舟は優しい紙の波間を抜けて、その人の手のひらを介してテーブルに降りた。何も置かずすっきりしたテーブルの上で、舟はかわいそうなぐらいひとりぼっちだった。それは僕だと思った。結局いつも、上に何かが乗っても払いのけてきたからだ。仲間の居ない波間に安っぽい舟はひとりぼっちで漂っている。果てしない孤独。どこかに同じようなひとりぼっちの舟があるかもしれない。なのにどの舟もこの舟を横切って行かない。
 
だけどそうなったのは、周囲にだって責任があるじゃないか。と僕は考える。素直な心なんか見せたらすぐさま標的にして撃ち落とされたじゃないか。何度もこの目でそれを見てきた。油と水。燃え盛る舟。
感情が押さえきれずに火に油を注ぐと分かっていながら言ってはいけない最後の一言まで言って、相手を打ちのめしてきた人を沢山見てきた。打ちのめしたくせに、あいつらは自分が傷つくんだ。相手を傷つけたと知れば知るほど、自責の念で苦しんで自分が傷ついたと言う。わめきちらす。だから、その近くに居る人間は小さくなって素知らぬ振りを決め込むしか無い。
ー世間の誰だって、心底では信用出来ない。どれだけいい人とでも、何もかも共有なんてできやしない。それはお互いの為でもある。お互いが安全な場所で暮らして行くための知恵なのだ。
そうは言っても、本当はもっとうまくいく世界があるんじゃないかという気持ちが捨てきれない。だから失敗する。僕はもっと出来るんじゃないか。そう思って失敗する。努力が足りなかったんじゃないか。今からでも遅くはないんじゃないか、と。
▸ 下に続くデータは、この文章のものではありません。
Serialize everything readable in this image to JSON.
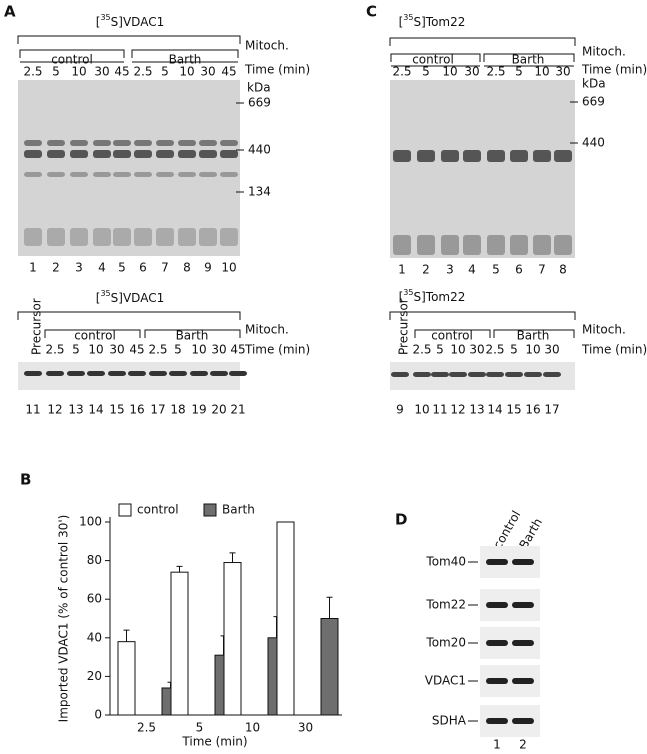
{
  "chart_data": {
    "type": "bar",
    "panel": "B",
    "y_label": "Imported VDAC1 (% of control 30')",
    "x_label": "Time (min)",
    "categories": [
      "2.5",
      "5",
      "10",
      "30"
    ],
    "series": [
      {
        "name": "control",
        "color": "#ffffff",
        "values": [
          38,
          74,
          79,
          100
        ],
        "errors": [
          6,
          3,
          5,
          0
        ]
      },
      {
        "name": "Barth",
        "color": "#6e6e6e",
        "values": [
          14,
          31,
          40,
          50
        ],
        "errors": [
          3,
          10,
          11,
          11
        ]
      }
    ],
    "ylim": [
      0,
      100
    ],
    "yticks": [
      0,
      20,
      40,
      60,
      80,
      100
    ]
  },
  "panel_a": {
    "letter": "A",
    "upper": {
      "title": [
        "[",
        "35",
        "S]VDAC1"
      ],
      "groups": [
        "control",
        "Barth"
      ],
      "mitoch": "Mitoch.",
      "time": "Time (min)",
      "times": [
        "2.5",
        "5",
        "10",
        "30",
        "45",
        "2.5",
        "5",
        "10",
        "30",
        "45"
      ],
      "lanes": [
        "1",
        "2",
        "3",
        "4",
        "5",
        "6",
        "7",
        "8",
        "9",
        "10"
      ],
      "kda": "kDa",
      "markers": [
        "669",
        "440",
        "134"
      ]
    },
    "lower": {
      "title": [
        "[",
        "35",
        "S]VDAC1"
      ],
      "precursor": "Precursor",
      "groups": [
        "control",
        "Barth"
      ],
      "mitoch": "Mitoch.",
      "time": "Time (min)",
      "times": [
        "2.5",
        "5",
        "10",
        "30",
        "45",
        "2.5",
        "5",
        "10",
        "30",
        "45"
      ],
      "lanes": [
        "11",
        "12",
        "13",
        "14",
        "15",
        "16",
        "17",
        "18",
        "19",
        "20",
        "21"
      ]
    }
  },
  "panel_c": {
    "letter": "C",
    "upper": {
      "title": [
        "[",
        "35",
        "S]Tom22"
      ],
      "groups": [
        "control",
        "Barth"
      ],
      "mitoch": "Mitoch.",
      "time": "Time (min)",
      "times": [
        "2.5",
        "5",
        "10",
        "30",
        "2.5",
        "5",
        "10",
        "30"
      ],
      "lanes": [
        "1",
        "2",
        "3",
        "4",
        "5",
        "6",
        "7",
        "8"
      ],
      "kda": "kDa",
      "markers": [
        "669",
        "440"
      ]
    },
    "lower": {
      "title": [
        "[",
        "35",
        "S]Tom22"
      ],
      "precursor": "Precursor",
      "groups": [
        "control",
        "Barth"
      ],
      "mitoch": "Mitoch.",
      "time": "Time (min)",
      "times": [
        "2.5",
        "5",
        "10",
        "30",
        "2.5",
        "5",
        "10",
        "30"
      ],
      "lanes": [
        "9",
        "10",
        "11",
        "12",
        "13",
        "14",
        "15",
        "16",
        "17"
      ]
    }
  },
  "panel_d": {
    "letter": "D",
    "columns": [
      "control",
      "Barth"
    ],
    "rows": [
      "Tom40",
      "Tom22",
      "Tom20",
      "VDAC1",
      "SDHA"
    ],
    "lanes": [
      "1",
      "2"
    ]
  }
}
テーブルの横に猫がきて座り込んだ。するとその人はボートを猫の頭にのせて、帽子のようにしてやった。猫はすやすや眠り始めた。思わず僕とその人は微笑んだ。そうだ、世の中にはこういうことをすんなり出来る人が居るのだ。羨ましいぐらい、スマートな人間が。僕は自分がそういった人間じゃない事を認めざるを得ない。耐えて耐えて、最後に「そんな考え方じゃ誰もついてこない」とあるとき誰かに言われて心を抉られたけど、最もだと思わずにいられなかった。以来、自分が変われないと思いつつも、僕はその言葉を胸に刻んでいる。
 
けれど、それと平行して紙の舟はゆらめいた。色々な人が居る。今まで別々の生活をしてバラバラな方法で各々が勝手に過ごしてきたのに、同じようなものが好きで、てんでばらばらに追い求めてた物が後になって蓋を開けてみたらまるで似ていて、ああ、こんな風に遠くでお互いの事もよく知らずに生きてきたのに、実は同じ時間を実は過ごして居たんだなと思う事がある。そしてお互いが自分のどこか一部のようだと感じる瞬間がある。舟の動きは安らかな寝息の動きだった。あの人も猫の横でウトウトしている。
本当はだれも喧嘩なんかしたく無いんだ。
自分も身近にいる人を選んだ瞬間、その人と仲良くなりたいと願っている、なのに喧嘩は起きる。本当は、様々な思惑を乗り越えて、好きなようにさせてあげたいという気持ちからお互いがスタートしているのに…。
 
僕は立ち上がった。片付けを始めたら、さっきの紙の波間から違う色のボートが出てきた。ぼくが折り紙で折ったやつ、まだ捨ててなかったのか。花まで挿さってる。
そこでやっと、ぼくはここに来てからそうやってあの人の波方でゆらゆらと過ごしてきたんだなと感じた。見回すと、この部屋はぼくが選んだ訳じゃないのに、ぼくの物で溢れていた。